Here is the relevant code:
Code:
#import <fstream>
void populateMenu()
{
	using namespace std; 
	{
		char* line;
		ifstream menuFile;
		menuFile.open("menu");
		
		int i=0;
		if(menuFile)
		{
                            // The code here never gets run
		}
	}
}
 
Try this:

Code:
#include <fstream>
void populateMenu()
{
	using namespace std; 
	{
		char* line;
		ifstream menuFile;
		menuFile.open("menu", ifstream::in);
		
		int i=0;
		while(menuFile.good())
		{
                            // The code here never gets run
		}

                menufile.close();
	}
}

Edit: You may find this website useful: http://www.cplusplus.com/
 
It is still not working.

Now I remember something else, though. I tried to use this code to make 3d text (it read the vertex data from a file), and when I ran it, the file could not open. This was perfectly good code, so maybe something is wrong with my .plist or something.
 
Does menu have a file extension? If so you need include it in the code. At the moment it will try and open a file called "menu" in exactly the same directory as the executable. This is probably not what you want as Xcode puts files and the execuatables in different directories.

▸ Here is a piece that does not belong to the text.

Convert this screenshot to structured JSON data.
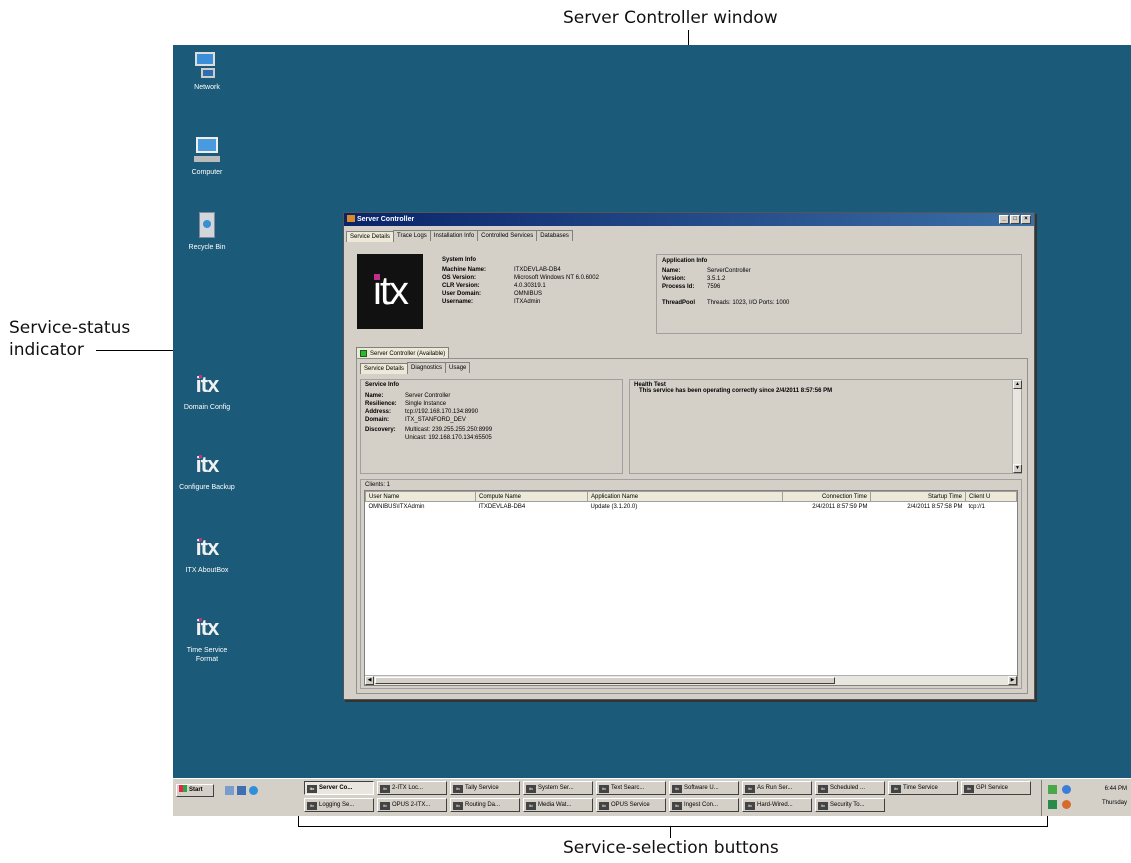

You can either a) make a symlink to the original file in the relevant directory or b) hardcode the path into your code.
 
If you're building a .app then you should use the CFBundle API to get the location of the file if it's in the Resources folder.
 
Ok, now the file is reading, but I do have a new problem. The strings that are loaded are passed to the menu items, but the pointers don't point to where they used to ..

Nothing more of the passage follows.